Most firewalls are similar in their basic functions. Firewalls allow or block traffic based on a set of rules. As data packets enter a network, the packet header is inspected and allowed or denied based on its port number. NGFWs are also able to inspect packet payloads. Each system should have its own firewall, regardless of the network firewall.

An intrusion detection system (IDS) is an application that monitors system activity and alerts on possible intrusions. An IDS alerts administrators based on the signature of malicious traffic.

An intrusion prevention system (IPS) is an application that monitors system activity for intrusive activity and takes action to stop the activity. It offers even more protection than an IDS because it actively stops anomalies when they are detected, unlike the IDS that simply reports the anomaly to a network administrator.

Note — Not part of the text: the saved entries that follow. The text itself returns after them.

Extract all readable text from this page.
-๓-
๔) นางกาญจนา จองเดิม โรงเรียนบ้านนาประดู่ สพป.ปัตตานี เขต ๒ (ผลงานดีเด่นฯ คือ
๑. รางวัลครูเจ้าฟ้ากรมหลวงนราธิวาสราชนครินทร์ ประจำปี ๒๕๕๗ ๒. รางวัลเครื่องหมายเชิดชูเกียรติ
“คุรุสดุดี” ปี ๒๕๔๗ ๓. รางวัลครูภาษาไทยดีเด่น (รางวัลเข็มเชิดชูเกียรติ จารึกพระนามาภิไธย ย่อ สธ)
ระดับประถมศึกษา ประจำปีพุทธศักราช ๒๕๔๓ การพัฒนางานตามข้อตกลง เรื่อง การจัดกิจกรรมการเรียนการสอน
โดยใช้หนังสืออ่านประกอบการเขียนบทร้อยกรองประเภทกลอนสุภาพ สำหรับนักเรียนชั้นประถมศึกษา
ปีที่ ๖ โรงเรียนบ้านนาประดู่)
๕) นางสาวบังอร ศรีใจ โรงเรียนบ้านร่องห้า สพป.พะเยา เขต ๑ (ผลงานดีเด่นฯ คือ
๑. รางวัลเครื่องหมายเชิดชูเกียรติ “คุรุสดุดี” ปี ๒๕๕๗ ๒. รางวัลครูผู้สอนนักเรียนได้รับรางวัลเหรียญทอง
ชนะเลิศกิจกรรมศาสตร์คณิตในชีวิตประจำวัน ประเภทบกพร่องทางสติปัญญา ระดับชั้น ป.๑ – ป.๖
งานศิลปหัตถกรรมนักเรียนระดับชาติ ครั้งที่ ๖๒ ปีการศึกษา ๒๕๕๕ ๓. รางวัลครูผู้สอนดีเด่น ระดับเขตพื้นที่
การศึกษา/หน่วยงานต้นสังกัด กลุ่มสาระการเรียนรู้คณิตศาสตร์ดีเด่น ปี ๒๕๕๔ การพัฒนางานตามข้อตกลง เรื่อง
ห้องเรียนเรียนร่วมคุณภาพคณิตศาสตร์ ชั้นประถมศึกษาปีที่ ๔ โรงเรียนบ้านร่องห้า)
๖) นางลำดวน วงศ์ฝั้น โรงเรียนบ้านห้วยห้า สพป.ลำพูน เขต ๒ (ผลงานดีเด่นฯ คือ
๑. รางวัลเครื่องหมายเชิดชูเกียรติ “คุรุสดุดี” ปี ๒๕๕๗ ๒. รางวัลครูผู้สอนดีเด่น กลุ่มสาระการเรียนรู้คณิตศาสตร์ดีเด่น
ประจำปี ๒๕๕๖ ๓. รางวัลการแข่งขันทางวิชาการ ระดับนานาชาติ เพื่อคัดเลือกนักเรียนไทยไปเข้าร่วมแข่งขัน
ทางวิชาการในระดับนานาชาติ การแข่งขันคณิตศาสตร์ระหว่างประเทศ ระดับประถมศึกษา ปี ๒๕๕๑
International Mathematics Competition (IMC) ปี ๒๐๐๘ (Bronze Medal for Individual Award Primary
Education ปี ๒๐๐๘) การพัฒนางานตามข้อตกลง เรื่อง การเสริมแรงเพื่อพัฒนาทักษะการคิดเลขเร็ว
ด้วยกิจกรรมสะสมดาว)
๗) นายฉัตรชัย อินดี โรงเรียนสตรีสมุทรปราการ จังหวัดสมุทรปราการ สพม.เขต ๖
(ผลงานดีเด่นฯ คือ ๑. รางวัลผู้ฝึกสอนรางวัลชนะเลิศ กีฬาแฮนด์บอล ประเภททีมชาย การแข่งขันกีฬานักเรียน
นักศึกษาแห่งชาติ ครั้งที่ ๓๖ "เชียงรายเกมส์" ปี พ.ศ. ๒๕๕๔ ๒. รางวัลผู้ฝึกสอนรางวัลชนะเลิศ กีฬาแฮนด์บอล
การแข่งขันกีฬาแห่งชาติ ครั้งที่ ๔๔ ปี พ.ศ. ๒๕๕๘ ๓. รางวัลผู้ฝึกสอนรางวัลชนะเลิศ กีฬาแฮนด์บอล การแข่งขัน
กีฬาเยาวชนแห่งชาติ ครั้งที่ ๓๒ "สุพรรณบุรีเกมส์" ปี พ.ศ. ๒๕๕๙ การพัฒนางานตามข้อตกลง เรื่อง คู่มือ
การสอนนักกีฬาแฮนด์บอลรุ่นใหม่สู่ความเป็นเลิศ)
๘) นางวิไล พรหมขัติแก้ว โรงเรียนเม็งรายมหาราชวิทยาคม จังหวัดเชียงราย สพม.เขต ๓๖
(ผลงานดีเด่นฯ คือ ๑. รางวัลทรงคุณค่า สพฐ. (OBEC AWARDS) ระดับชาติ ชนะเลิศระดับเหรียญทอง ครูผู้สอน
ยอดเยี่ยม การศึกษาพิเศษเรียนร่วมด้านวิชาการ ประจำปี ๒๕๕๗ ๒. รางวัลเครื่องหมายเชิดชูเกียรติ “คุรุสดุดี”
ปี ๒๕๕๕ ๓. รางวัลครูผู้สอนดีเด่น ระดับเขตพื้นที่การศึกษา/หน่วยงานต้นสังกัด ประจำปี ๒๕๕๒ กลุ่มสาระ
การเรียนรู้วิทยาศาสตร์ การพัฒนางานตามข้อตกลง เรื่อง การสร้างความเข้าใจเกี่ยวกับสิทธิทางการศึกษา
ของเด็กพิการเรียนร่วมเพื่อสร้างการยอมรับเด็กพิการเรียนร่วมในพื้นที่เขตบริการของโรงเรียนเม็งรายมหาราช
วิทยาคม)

A security information and event management system (SIEM) is an application that collects and analyzes log data to monitor critical activities in an organization. SIEM tools work in real time to report suspicious activity in a centralized dashboard. SIEM tools additionally analyze network log data sourced from IDSs, IPSs, firewalls, VPNs, proxies, and DNS logs. SIEM tools are a way to aggregate security event data so that it all appears in one place for security analysts to analyze. This is referred to as a single pane of glass.